Il centro di gravità permanente che stiamo cercando non è fuori, ma dentro di noi
Quando diede vita a un’arte marziale che prendeva qualcosa da tutti quanti gli stili marziali, Bruce Lee aveva davvero capito tutto. No, non aveva capito tutto semplicemente delle arti marziali: aveva presagito tutto del mondo connesso e globale che oggi è il nostro habitat naturale. Cinquant’anni fa Bruce Lee aveva già straordinariamente intuito che i grandi sistemi – filosofici, spirituali, ideologici, politici, culturali – erano destinati al tramonto perché la loro pretesa di essere punti di riferimento totalizzanti si sarebbe sgretolata in un mondo in cui ciascun essere umano ha a disposizione possibilità di scelta assolutamente senza precedenti. Oggi noi abbiamo una mente orizzontale e non più verticale. Oggi noi siamo dinamici e mutevoli, non più statici. Oggi noi – che eravamo sequenziali – siamo simultanei e istantanei. Eravamo logici e ora siamo neobiologici. Eravamo meccanici, siamo oggi organici e connettivi. Oggi ci troviamo – enorme privilegio, enorme rischio – in un’era di reinvenzione dei nostri circuiti mentali, cognitivi, percettivi. In questa nuova condizione – antropologica e vitale prima ancora che tecnologica – gli schemi generalisti di riferimento e le narrazioni sistematiche sono utili come una scarpa stretta con i buchi nelle suole.
Ecco perché oggi noi dobbiamo imparare a essere incondizionatamente asistematici. Perché ora che il mondo è asistematico, molteplicissimo, connettivo, e in questo modo ci offre miriadi di opzioni, noi dobbiamo abbracciare e valorizzare questa asistematicità. Se cerchiamo – come nella famosa canzone – un centro di gravità permanente, dobbiamo sapere che non è nei sistemi di pensiero esterni che possiamo trovarlo ma nei nostri personali valori e sentimenti, nella nostra attitudine verso la vita. In questo modo – proprio come Bruce Lee e il suo jeet kune do – noi possiamo poi prendere da ogni sistema qualunque cosa che ci può essere utile senza affatto dover aderire a quel sistema.
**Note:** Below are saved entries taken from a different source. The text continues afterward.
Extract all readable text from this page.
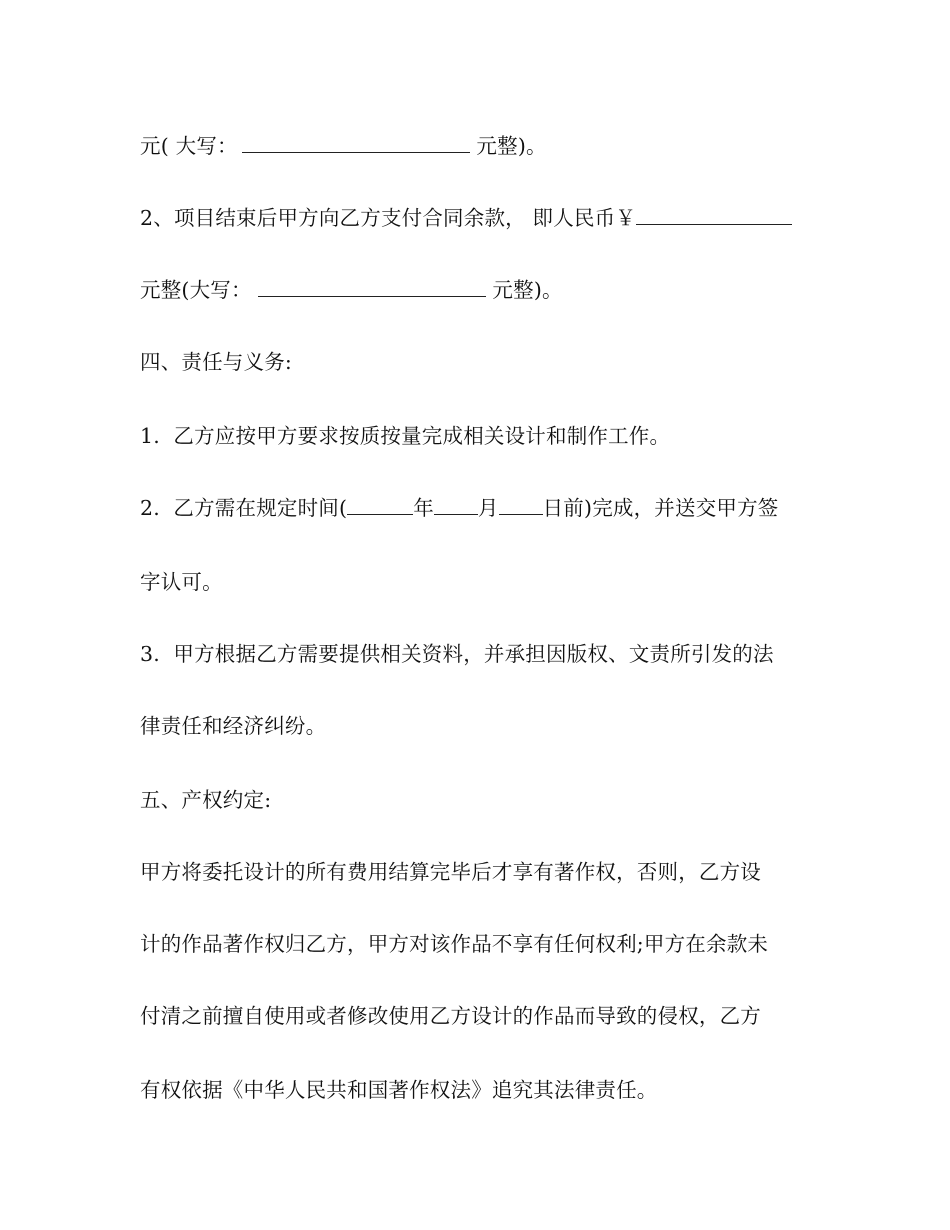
元( 大写：	元整)。
2、项目结束后甲方向乙方支付合同余款， 即人民币￥
元整(大写：	元整)。
四、责任与义务:
1.  乙方应按甲方要求按质按量完成相关设计和制作工作。
2.  乙方需在规定时间(	年 月 日前)完成，并送交甲方签
字认可。
3.  甲方根据乙方需要提供相关资料，并承担因版权、文责所引发的法
律责任和经济纠纷。
五、产权约定:
甲方将委托设计的所有费用结算完毕后才享有著作权，否则，乙方设
计的作品著作权归乙方，甲方对该作品不享有任何权利;甲方在余款未
付清之前擅自使用或者修改使用乙方设计的作品而导致的侵权，乙方
有权依据《中华人民共和国著作权法》追究其法律责任。
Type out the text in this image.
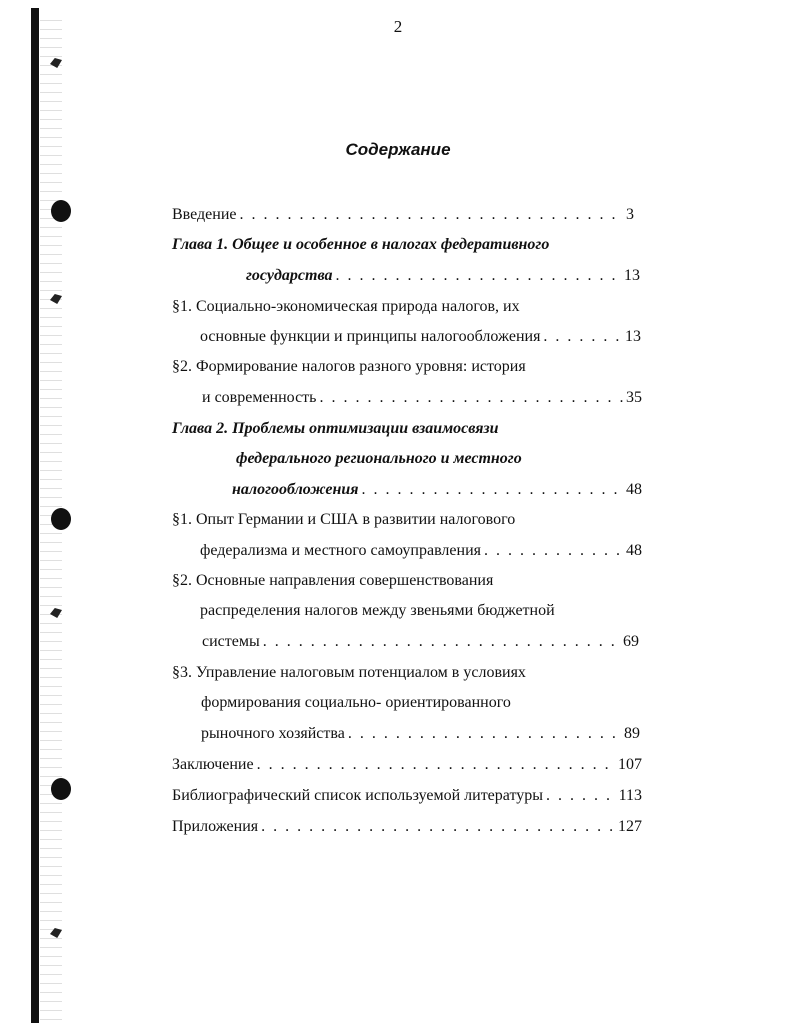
2
Содержание
Введение . . .	3
Глава 1. Общее и особенное в налогах федеративного
государства . . .	13
§1. Социально-экономическая природа налогов, их
основные функции и принципы налогообложения . . .	13
§2. Формирование налогов разного уровня: история
и современность . . .	35
Глава 2. Проблемы оптимизации взаимосвязи
федерального регионального и местного
налогообложения . . .	48
§1. Опыт Германии и США в развитии налогового
федерализма и местного самоуправления . . .	48
§2. Основные направления совершенствования
распределения налогов между звеньями бюджетной
системы . . .	69
§3. Управление налоговым потенциалом в условиях
формирования социально- ориентированного
рыночного хозяйства . . .	89
Заключение . . .	107
Библиографический список используемой литературы . . .	113
Приложения . . .	127
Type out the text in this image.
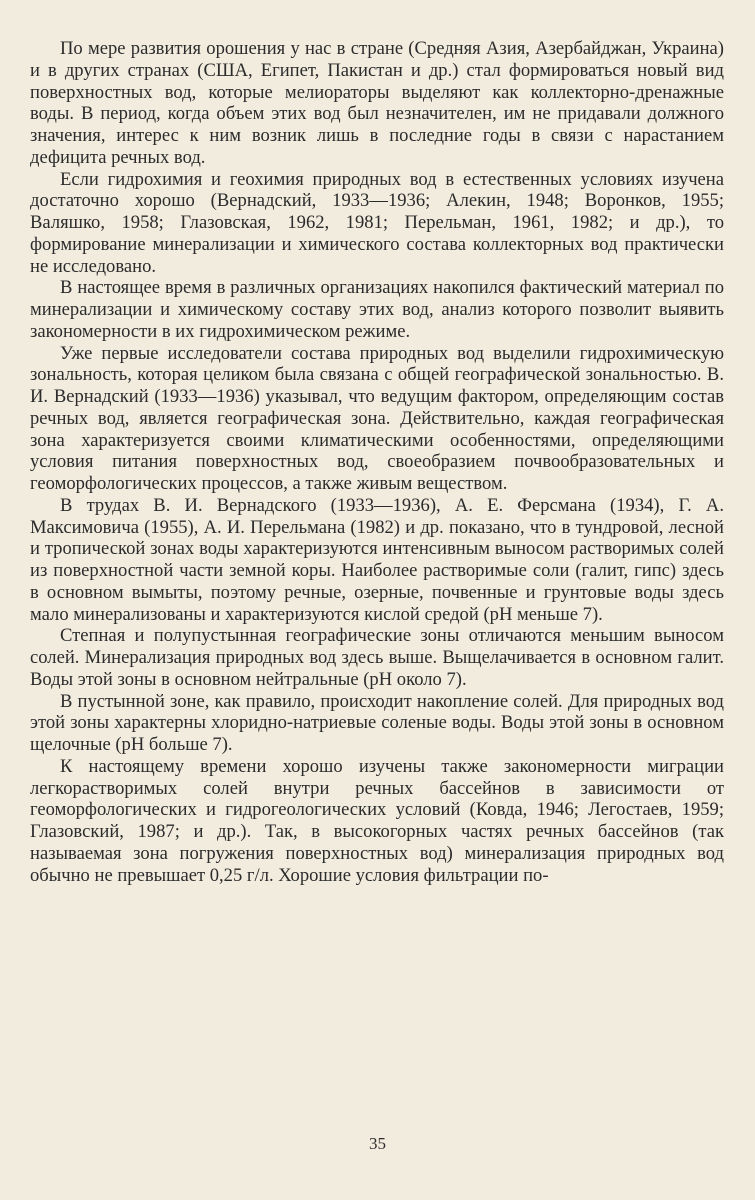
По мере развития орошения у нас в стране (Средняя Азия, Азербайджан, Украина) и в других странах (США, Египет, Пакистан и др.) стал формироваться новый вид поверхностных вод, которые мелиораторы выделяют как коллекторно-дренажные воды. В период, когда объем этих вод был незначителен, им не придавали должного значения, интерес к ним возник лишь в последние годы в связи с нарастанием дефицита речных вод.

Если гидрохимия и геохимия природных вод в естественных условиях изучена достаточно хорошо (Вернадский, 1933—1936; Алекин, 1948; Воронков, 1955; Валяшко, 1958; Глазовская, 1962, 1981; Перельман, 1961, 1982; и др.), то формирование минерализации и химического состава коллекторных вод практически не исследовано.

В настоящее время в различных организациях накопился фактический материал по минерализации и химическому составу этих вод, анализ которого позволит выявить закономерности в их гидрохимическом режиме.

Уже первые исследователи состава природных вод выделили гидрохимическую зональность, которая целиком была связана с общей географической зональностью. В. И. Вернадский (1933—1936) указывал, что ведущим фактором, определяющим состав речных вод, является географическая зона. Действительно, каждая географическая зона характеризуется своими климатическими особенностями, определяющими условия питания поверхностных вод, своеобразием почвообразовательных и геоморфологических процессов, а также живым веществом.

В трудах В. И. Вернадского (1933—1936), А. Е. Ферсмана (1934), Г. А. Максимовича (1955), А. И. Перельмана (1982) и др. показано, что в тундровой, лесной и тропической зонах воды характеризуются интенсивным выносом растворимых солей из поверхностной части земной коры. Наиболее растворимые соли (галит, гипс) здесь в основном вымыты, поэтому речные, озерные, почвенные и грунтовые воды здесь мало минерализованы и характеризуются кислой средой (pH меньше 7).

Степная и полупустынная географические зоны отличаются меньшим выносом солей. Минерализация природных вод здесь выше. Выщелачивается в основном галит. Воды этой зоны в основном нейтральные (pH около 7).

В пустынной зоне, как правило, происходит накопление солей. Для природных вод этой зоны характерны хлоридно-натриевые соленые воды. Воды этой зоны в основном щелочные (pH больше 7).

К настоящему времени хорошо изучены также закономерности миграции легкорастворимых солей внутри речных бассейнов в зависимости от геоморфологических и гидрогеологических условий (Ковда, 1946; Легостаев, 1959; Глазовский, 1987; и др.). Так, в высокогорных частях речных бассейнов (так называемая зона погружения поверхностных вод) минерализация природных вод обычно не превышает 0,25 г/л. Хорошие условия фильтрации по-

35
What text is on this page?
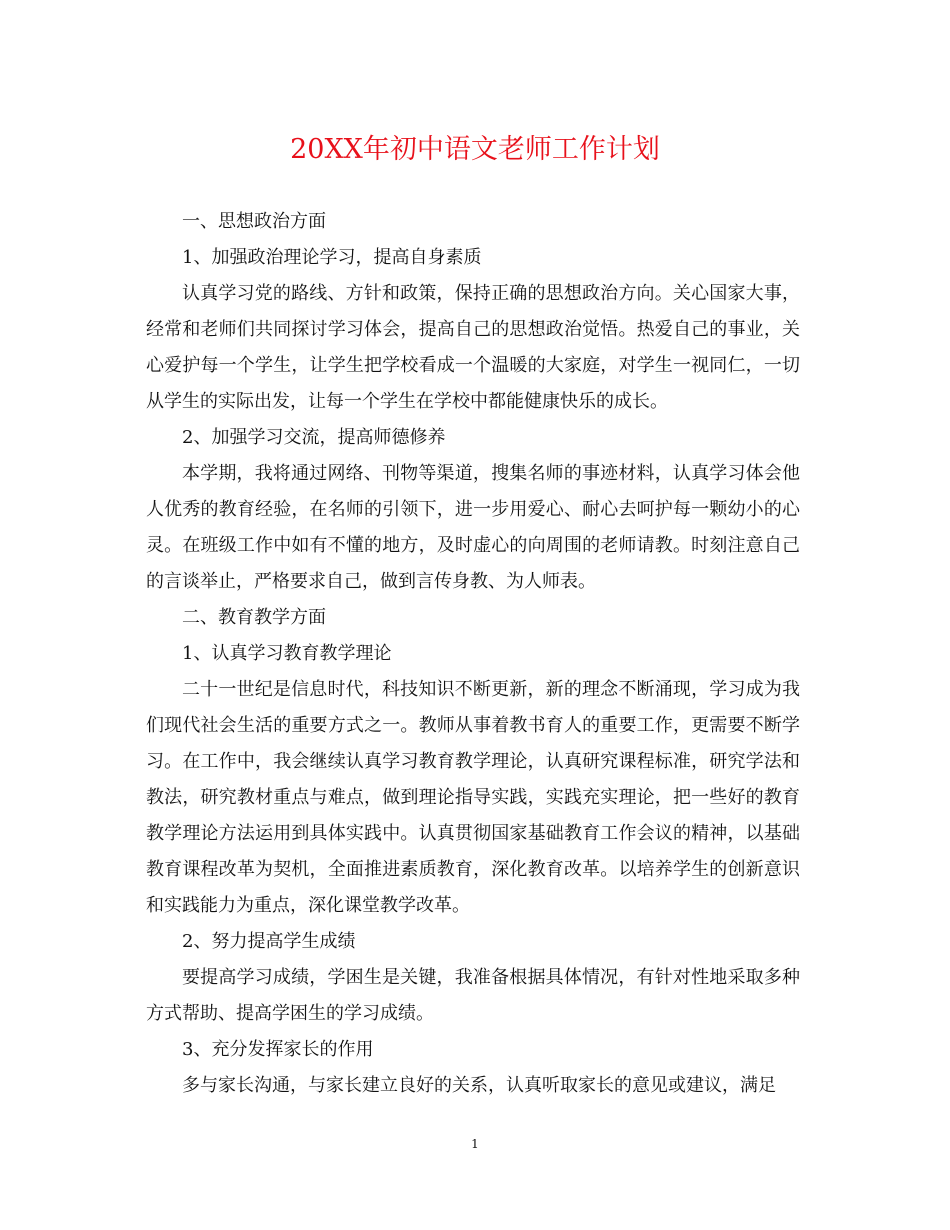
20XX年初中语文老师工作计划

一、思想政治方面

1、加强政治理论学习，提高自身素质

认真学习党的路线、方针和政策，保持正确的思想政治方向。关心国家大事，经常和老师们共同探讨学习体会，提高自己的思想政治觉悟。热爱自己的事业，关心爱护每一个学生，让学生把学校看成一个温暖的大家庭，对学生一视同仁，一切从学生的实际出发，让每一个学生在学校中都能健康快乐的成长。

2、加强学习交流，提高师德修养

本学期，我将通过网络、刊物等渠道，搜集名师的事迹材料，认真学习体会他人优秀的教育经验，在名师的引领下，进一步用爱心、耐心去呵护每一颗幼小的心灵。在班级工作中如有不懂的地方，及时虚心的向周围的老师请教。时刻注意自己的言谈举止，严格要求自己，做到言传身教、为人师表。

二、教育教学方面

1、认真学习教育教学理论

二十一世纪是信息时代，科技知识不断更新，新的理念不断涌现，学习成为我们现代社会生活的重要方式之一。教师从事着教书育人的重要工作，更需要不断学习。在工作中，我会继续认真学习教育教学理论，认真研究课程标准，研究学法和教法，研究教材重点与难点，做到理论指导实践，实践充实理论，把一些好的教育教学理论方法运用到具体实践中。认真贯彻国家基础教育工作会议的精神，以基础教育课程改革为契机，全面推进素质教育，深化教育改革。以培养学生的创新意识和实践能力为重点，深化课堂教学改革。

2、努力提高学生成绩

要提高学习成绩，学困生是关键，我准备根据具体情况，有针对性地采取多种方式帮助、提高学困生的学习成绩。

3、充分发挥家长的作用

多与家长沟通，与家长建立良好的关系，认真听取家长的意见或建议，满足

1
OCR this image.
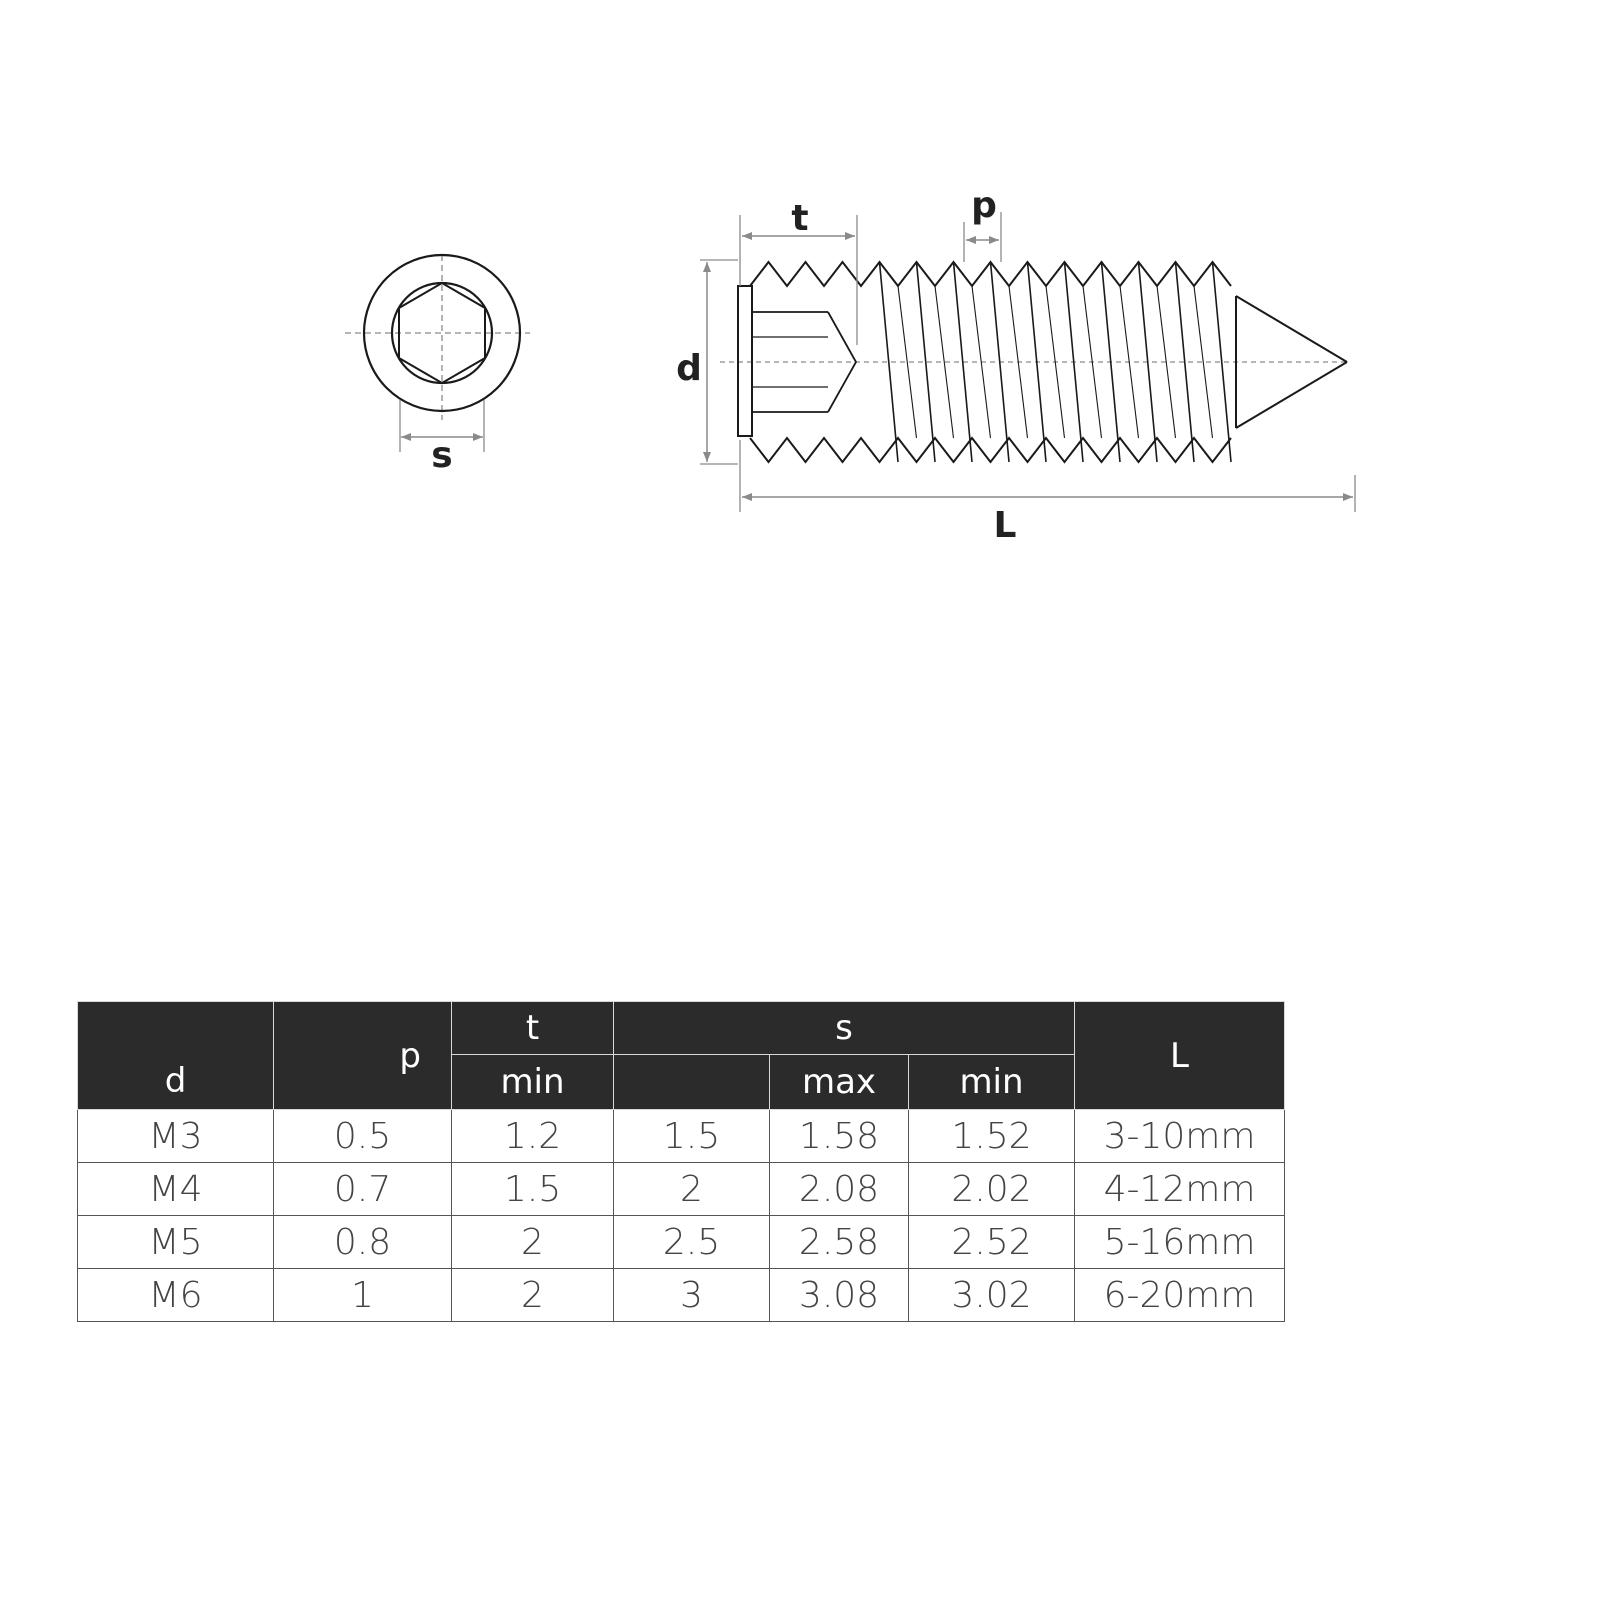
s
d
t	p
L
d	p	t	s			L
		min		max	min	
M3	0.5	1.2	1.5	1.58	1.52	3-10mm
M4	0.7	1.5	2	2.08	2.02	4-12mm
M5	0.8	2	2.5	2.58	2.52	5-16mm
M6	1	2	3	3.08	3.02	6-20mm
Posso prendere qualcosa da Platone o dall’illuminismo o dal marxismo o dal modernismo – cito volutamente cose da cui sono personalmente molto distante – senza cedere al ricatto di dover abbracciarne il sistema.
Perché adesso il sistema siamo noi personalmente. È un compito immane, inutile nascondersi le difficoltà: si tratta di una vera metamorfosi antropologica. Proprio per questo trovo quantomeno insufficiente – se non sterile – la posizione di quei pensatori (Bauman in testa, e in generale tutti quelli di impronta concettual-psicanalitica che tendono a vedere tutto come disfunzione) che invece di mostrare come possiamo impadronirci del mondo asistematico e connettivo ci mettono in guardia da esso enfatizzandone i problemi e nascondendone le opportunità senza precedenti. Perché nei sistemi che si pretendono esaustivi la responsabilità è evidentemente del sistema stesso, mentre nel modello asistematico del mondo in cui viviamo siamo noi a prenderci la responsabilità personale e condivisa delle nostre esistenze.
A me questa appare come la questione principale della nostra epoca, il vero senso del mutamento: per la prima volta nella storia umana non grandi personaggi o piccoli gruppi illuminati ma gli esseri umani nella loro natura sono chiamati – tutta l’innovazione scientifica e tecnologica lo reclama – a diventare responsabili dell’intero processo vitale. Un importante libro di un eccellente pensatore – Yuval Noah Harari – si intitola Homo Deus: ecco, è proprio così, siamo piccole, fragili divinità con inesorabili date di scadenza, ma oggi noi possiamo essere dei.